The soldier shoots and finishes her. Angelica rushes forward and throws herself down by Dolores’ body.

ANGELICA: No! You shot her!

SOLDIER 1: She would have done the same to you.

ANGELICA: No, you don’t understand! She’s my sister! She and I – the new Colombia!

SOLDIER 2: [Looking at Soldier 1, confused] Sir?

SOLDIER 1: She’s been through a lot. Sometimes, they identify with their captors, it’s a survival technique. She’ll need therapy.

ANGELICA: You don’t understand!

SOLDIER 1: [To soldier 2] Get her out of here. She’s been traumatized enough. Get her into one of the cars.

They start to drag her away.

ANGELICA: Dolores! They don’t understand! I won’t forget you! I know I can’t make the new Colombia all by myself! You have to help me! From Heaven you have to help me!

SOLDIER 1: This one, Miss, is going straight to Hell.

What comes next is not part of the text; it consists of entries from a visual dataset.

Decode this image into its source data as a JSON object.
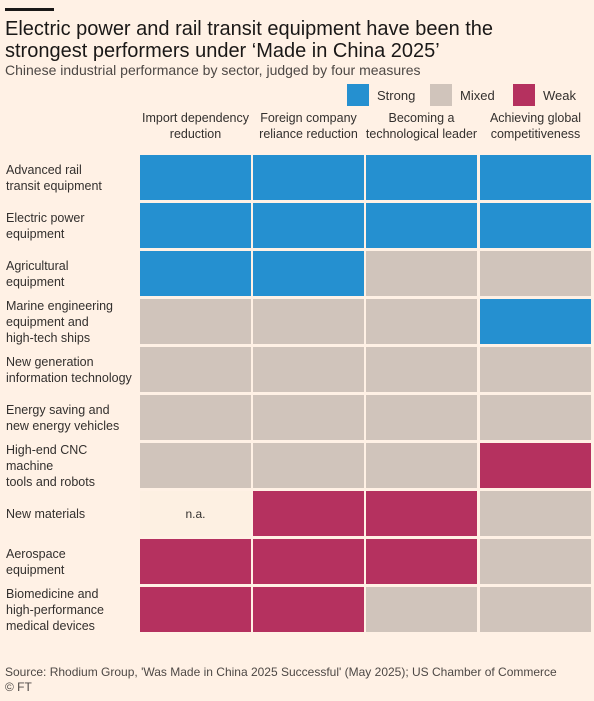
{
  "title": "Electric power and rail transit equipment have been the strongest performers under ‘Made in China 2025’",
  "subtitle": "Chinese industrial performance by sector, judged by four measures",
  "colors": {
    "strong": "#2590d0",
    "mixed": "#d0c4bb",
    "weak": "#b5315f",
    "na": "#fdf0e2",
    "background": "#fff1e5"
  },
  "legend": [
    {
      "key": "strong",
      "label": "Strong"
    },
    {
      "key": "mixed",
      "label": "Mixed"
    },
    {
      "key": "weak",
      "label": "Weak"
    }
  ],
  "source": "Source: Rhodium Group, 'Was Made in China 2025 Successful' (May 2025); US Chamber of Commerce",
  "copyright": "© FT",
  "chart_data": {
    "type": "heatmap",
    "columns": [
      "Import dependency reduction",
      "Foreign company reliance reduction",
      "Becoming a technological leader",
      "Achieving global competitiveness"
    ],
    "rows": [
      {
        "sector": "Advanced rail transit equipment",
        "values": [
          "Strong",
          "Strong",
          "Strong",
          "Strong"
        ]
      },
      {
        "sector": "Electric power equipment",
        "values": [
          "Strong",
          "Strong",
          "Strong",
          "Strong"
        ]
      },
      {
        "sector": "Agricultural equipment",
        "values": [
          "Strong",
          "Strong",
          "Mixed",
          "Mixed"
        ]
      },
      {
        "sector": "Marine engineering equipment and high-tech ships",
        "values": [
          "Mixed",
          "Mixed",
          "Mixed",
          "Strong"
        ]
      },
      {
        "sector": "New generation information technology",
        "values": [
          "Mixed",
          "Mixed",
          "Mixed",
          "Mixed"
        ]
      },
      {
        "sector": "Energy saving and new energy vehicles",
        "values": [
          "Mixed",
          "Mixed",
          "Mixed",
          "Mixed"
        ]
      },
      {
        "sector": "High-end CNC machine tools and robots",
        "values": [
          "Mixed",
          "Mixed",
          "Mixed",
          "Weak"
        ]
      },
      {
        "sector": "New materials",
        "values": [
          "n.a.",
          "Weak",
          "Weak",
          "Mixed"
        ]
      },
      {
        "sector": "Aerospace equipment",
        "values": [
          "Weak",
          "Weak",
          "Weak",
          "Mixed"
        ]
      },
      {
        "sector": "Biomedicine and high-performance medical devices",
        "values": [
          "Weak",
          "Weak",
          "Mixed",
          "Mixed"
        ]
      }
    ]
  }
}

ANGELICA: No, that’s where we’re living now. You and me. But there’s enough water in Heaven to put out the flames. The dead will be our firemen. From graves all over the world they will rise with no ideology other than our tears, to free us from every concept that keeps us apart, from every frailty that divides us. [Sings from the John Lennon song "Mind Games"] "Love is the answer, and you know that for sure. Love is the flower, you got to let it, you got to let it grow."

SOLDIER 1: You’ll feel better after you get some rest, Miss. Come on.

ANGELICA: Today, two rivers met, and frothing and turbulent, their waters mixed. There a whirlpool formed, and in it, I lost my ignorance, sucked to the bottom of the current. Dolores, my enemy, my sister! Thank you! From the bottom of my heart, I thank you! Together, we’ll do what all the guns of the world could not!

She finally disappears, led off stage by the soldiers.

THE END

NOTES ON PRISONER BINDING:

Following is a technical note on the binding of the prisoner. Various approaches may be used. Hands and feet bound to chair; hands bound to each other and feet bound to each other, prisoner sitting loose in chair. Hands bound to each other, prisoner attached to chair by rope around the throat (leash), with feet also bound, or unbound. Etc.

Considerations for the director:

Best possibilities for dramatic movement of the actress who plays Angelica, while making it clear that she is restrained.

The binding which assures the proper level of ease (timing and pace) for disengaging the prisoner from restraints (when she goes to the bathroom).

Should the prisoner be bound to the chair as it is pushed over (in the end scene), or is that too hard on the actress? Should it be possible for Dolores to merely throw Angelica out of the chair (bound prisoner not attached to chair)?

For the tactical realist, it seems that the guerrillas would adjust the prisoner’s binding to make her mobile in the end scene, so that they could take her with them if they managed to escape. But in no case must the director’s effort to inject this tactical realism into the scene lead viewers to believe that Dolores is taking off the prisoner’s restraints to let her go. Either some additional dialogue could be inserted to clarify this, or else the "leash/unbound feet" arrangement of binding could be used throughout the play, in which case, Dolores would detach the leash from the chair in the end scene but hold it tightly in her hand, making it clear that it was not her intention to free the prisoner.